PostgreSQL: Deleting or re-ordering ENUM elements with no disruption

PostgreSQL manual says that it is not possible to delete an element from an ENUM type, nor change their order. However, there is a way to do it in a single transaction.

The theory

Suppose we have an ENUM type, and we want to drop an element, or change the order of its elements. Technically, there is no way to modify an ENUM type in those ways. But we can create a new type and delete the old one.

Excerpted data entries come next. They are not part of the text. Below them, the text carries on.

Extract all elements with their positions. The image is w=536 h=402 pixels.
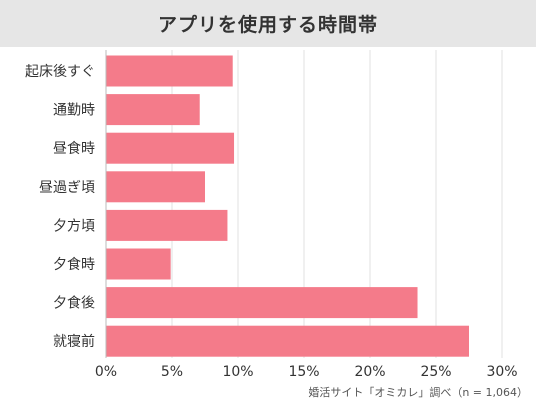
bar bbox=[106, 132, 235, 164]
category-label: 通勤時 bbox=[53, 103, 95, 119]
x-tick-label: 20% bbox=[354, 364, 385, 380]
bar bbox=[106, 209, 228, 241]
category-label: 昼過ぎ頃 bbox=[39, 180, 95, 196]
bar bbox=[106, 171, 205, 203]
x-tick-label: 5% bbox=[161, 364, 183, 380]
x-tick-label: 30% bbox=[486, 364, 517, 380]
category-label: 夕食後 bbox=[53, 295, 95, 312]
category-label: 就寝前 bbox=[53, 333, 95, 350]
bar bbox=[106, 94, 200, 126]
category-label: 夕方頃 bbox=[53, 218, 95, 234]
x-tick-label: 25% bbox=[420, 364, 451, 380]
category-label: 起床後すぐ bbox=[25, 64, 95, 80]
x-tick-label: 15% bbox=[288, 364, 319, 380]
category-label: 夕食時 bbox=[53, 256, 95, 273]
bar bbox=[106, 248, 171, 280]
x-tick-label: 0% bbox=[95, 364, 117, 380]
x-tick-label: 10% bbox=[222, 364, 253, 380]
chart-title: アプリを使用する時間帯 bbox=[157, 14, 378, 36]
bar bbox=[106, 325, 469, 357]
category-label: 昼食時 bbox=[53, 140, 95, 157]
chart-title-bar: アプリを使用する時間帯 bbox=[0, 0, 536, 47]
source-note: 婚活サイト「オミカレ」調べ（n = 1,064） bbox=[308, 386, 528, 399]
bar bbox=[106, 55, 233, 87]
bar bbox=[106, 287, 418, 319]
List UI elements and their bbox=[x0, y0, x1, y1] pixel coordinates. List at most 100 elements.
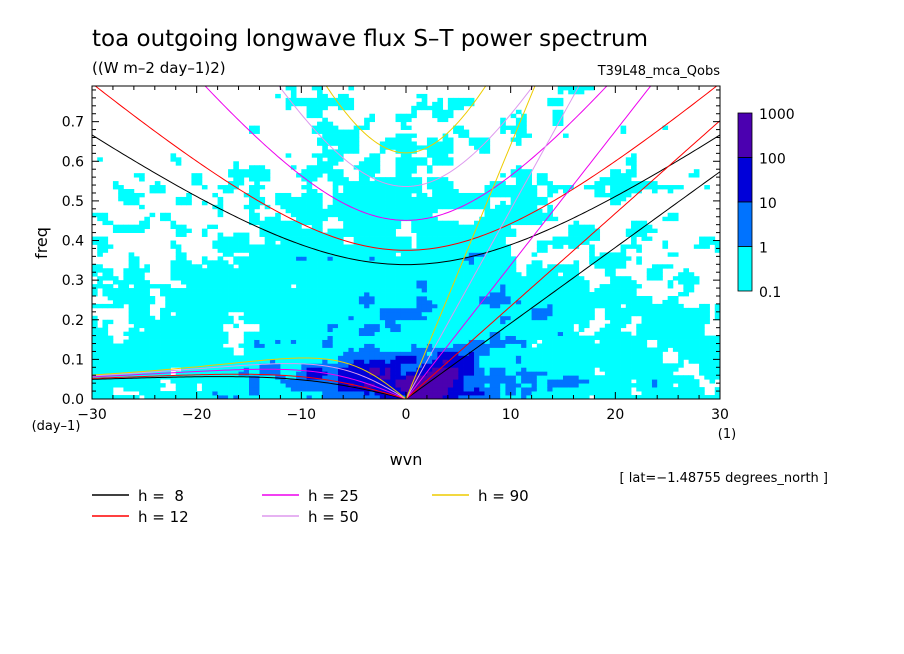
heatmap-cell bbox=[526, 391, 532, 396]
heatmap-cell bbox=[196, 339, 203, 344]
heatmap-cell bbox=[604, 355, 611, 360]
heatmap-cell bbox=[201, 256, 208, 261]
heatmap-cell bbox=[374, 307, 381, 313]
heatmap-cell bbox=[447, 149, 454, 154]
heatmap-cell bbox=[400, 204, 407, 210]
heatmap-cell bbox=[610, 284, 616, 289]
heatmap-cell bbox=[589, 383, 595, 388]
heatmap-cell bbox=[437, 145, 444, 150]
heatmap-cell bbox=[453, 97, 459, 103]
heatmap-cell bbox=[479, 252, 485, 257]
heatmap-cell bbox=[296, 327, 302, 333]
heatmap-cell bbox=[175, 343, 182, 348]
heatmap-cell bbox=[301, 240, 307, 245]
heatmap-cell bbox=[254, 165, 260, 170]
heatmap-cell bbox=[348, 323, 355, 329]
heatmap-cell bbox=[484, 311, 491, 317]
heatmap-cell bbox=[390, 319, 396, 325]
heatmap-cell bbox=[385, 236, 391, 241]
heatmap-cell bbox=[348, 145, 355, 150]
heatmap-cell bbox=[542, 299, 548, 305]
heatmap-cell bbox=[264, 299, 271, 305]
heatmap-cell bbox=[212, 272, 218, 277]
heatmap-cell bbox=[317, 220, 323, 226]
heatmap-cell bbox=[589, 236, 595, 241]
heatmap-cell bbox=[102, 351, 109, 356]
heatmap-cell bbox=[447, 284, 454, 289]
heatmap-cell bbox=[285, 288, 292, 293]
heatmap-cell bbox=[222, 331, 229, 337]
heatmap-cell bbox=[416, 359, 423, 364]
heatmap-cell bbox=[442, 339, 449, 344]
heatmap-cell bbox=[191, 331, 198, 337]
heatmap-cell bbox=[207, 299, 213, 305]
heatmap-cell bbox=[311, 387, 318, 392]
heatmap-cell bbox=[201, 280, 208, 285]
heatmap-cell bbox=[186, 196, 192, 202]
heatmap-cell bbox=[474, 292, 480, 297]
heatmap-cell bbox=[468, 292, 475, 297]
heatmap-cell bbox=[301, 292, 307, 297]
heatmap-cell bbox=[264, 236, 271, 241]
heatmap-cell bbox=[311, 311, 318, 317]
heatmap-cell bbox=[589, 367, 595, 372]
heatmap-cell bbox=[369, 224, 375, 230]
heatmap-cell bbox=[186, 311, 192, 317]
heatmap-cell bbox=[526, 268, 532, 273]
heatmap-cell bbox=[369, 395, 375, 399]
heatmap-cell bbox=[165, 339, 171, 344]
heatmap-cell bbox=[510, 200, 517, 206]
heatmap-cell bbox=[154, 185, 161, 190]
heatmap-cell bbox=[301, 343, 307, 348]
heatmap-cell bbox=[358, 244, 365, 249]
heatmap-cell bbox=[343, 105, 349, 111]
heatmap-cell bbox=[463, 280, 470, 285]
heatmap-cell bbox=[505, 248, 512, 253]
heatmap-cell bbox=[453, 295, 459, 301]
heatmap-cell bbox=[406, 157, 412, 162]
heatmap-cell bbox=[400, 212, 407, 218]
heatmap-cell bbox=[222, 307, 229, 313]
heatmap-cell bbox=[620, 181, 627, 186]
heatmap-cell bbox=[311, 319, 318, 325]
heatmap-cell bbox=[379, 185, 386, 190]
heatmap-cell bbox=[411, 177, 417, 182]
heatmap-cell bbox=[327, 153, 334, 158]
heatmap-cell bbox=[620, 299, 627, 305]
heatmap-cell bbox=[468, 327, 475, 333]
heatmap-cell bbox=[379, 240, 386, 245]
heatmap-cell bbox=[285, 280, 292, 285]
heatmap-cell bbox=[563, 295, 569, 301]
heatmap-cell bbox=[348, 303, 355, 309]
heatmap-cell bbox=[374, 192, 381, 198]
heatmap-cell bbox=[317, 371, 323, 376]
heatmap-cell bbox=[275, 375, 281, 380]
heatmap-cell bbox=[301, 276, 307, 281]
heatmap-cell bbox=[327, 141, 334, 146]
heatmap-cell bbox=[275, 391, 281, 396]
heatmap-cell bbox=[385, 276, 391, 281]
heatmap-cell bbox=[306, 208, 313, 214]
heatmap-cell bbox=[474, 280, 480, 285]
heatmap-cell bbox=[479, 200, 485, 206]
heatmap-cell bbox=[238, 343, 245, 348]
heatmap-cell bbox=[500, 355, 506, 360]
heatmap-cell bbox=[259, 379, 266, 384]
heatmap-cell bbox=[186, 331, 192, 337]
heatmap-cell bbox=[343, 208, 349, 214]
heatmap-cell bbox=[343, 216, 349, 222]
heatmap-cell bbox=[311, 315, 318, 321]
heatmap-cell bbox=[175, 335, 182, 340]
heatmap-cell bbox=[222, 284, 229, 289]
heatmap-cell bbox=[275, 200, 281, 206]
heatmap-cell bbox=[207, 387, 213, 392]
heatmap-cell bbox=[615, 379, 621, 384]
heatmap-cell bbox=[515, 383, 522, 388]
heatmap-cell bbox=[280, 347, 287, 352]
heatmap-cell bbox=[327, 371, 334, 376]
heatmap-cell bbox=[536, 387, 543, 392]
heatmap-cell bbox=[385, 264, 391, 269]
heatmap-cell bbox=[515, 169, 522, 174]
heatmap-cell bbox=[484, 149, 491, 154]
heatmap-cell bbox=[620, 256, 627, 261]
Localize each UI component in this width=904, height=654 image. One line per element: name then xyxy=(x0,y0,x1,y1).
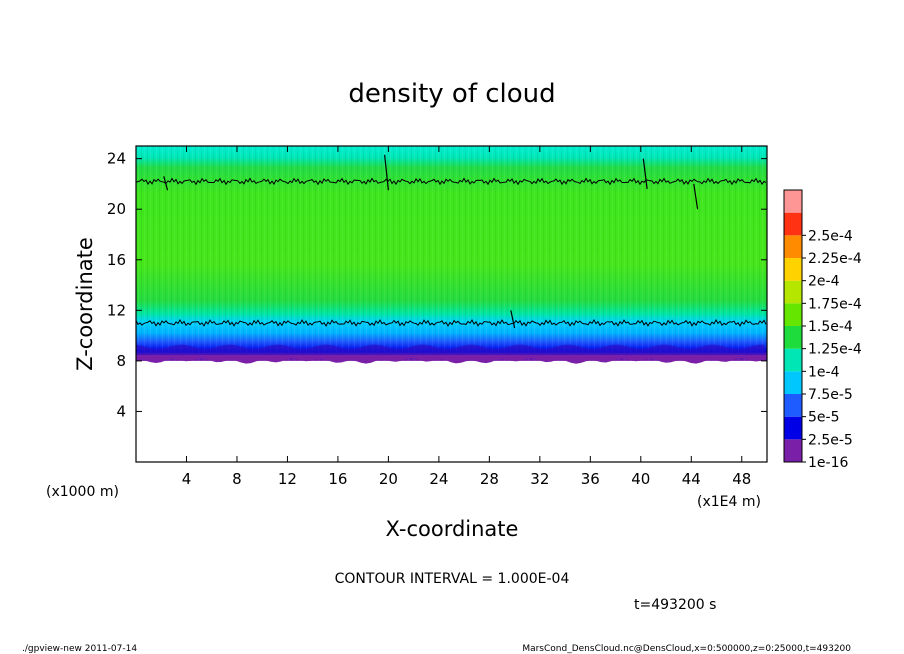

If we do this in a transaction, following certain steps, other connections will not face any disruption – that is, from their perspective in no point in time the type will be missing.

The steps are:

  1. Start a transaction;
  2. Drop view that use the old type;
  3. Rename the old type, without deleting it (because it’s being used);
  4. Create a new type with the original name;
  5. Convert existing columns from the old type to the new one;
  6. Recreate views that use the old type;
  7. Drop the old type;
  8. Commit.

The practice

The SQL statements are the following:

START TRANSACTION;
-- for each view the uses the type:
DROP VIEW vw;

ALTER TYPE operating_system RENAME TO __old_operating_system;
CREATE TYPE operating_system AS ENUM (
        'Linux',
        '*BSD',
        'MacOS',
        'Windows'
);

-- for each column using this type:
ALTER TABLE tab ALTER col TYPE operating_system USING __old_operating_system::TEXT::operating_system;

-- recreate each view that we dropped:
CREATE VIEW vw;

DROP TYPE __old_operating_system;
COMMIT;

Caveats

If too many tables/columns use the type, the resulting transaction may be too long. In that case, you may want to use a different transaction for each column.

But if some tables are big, some of the transactions may still be a problem.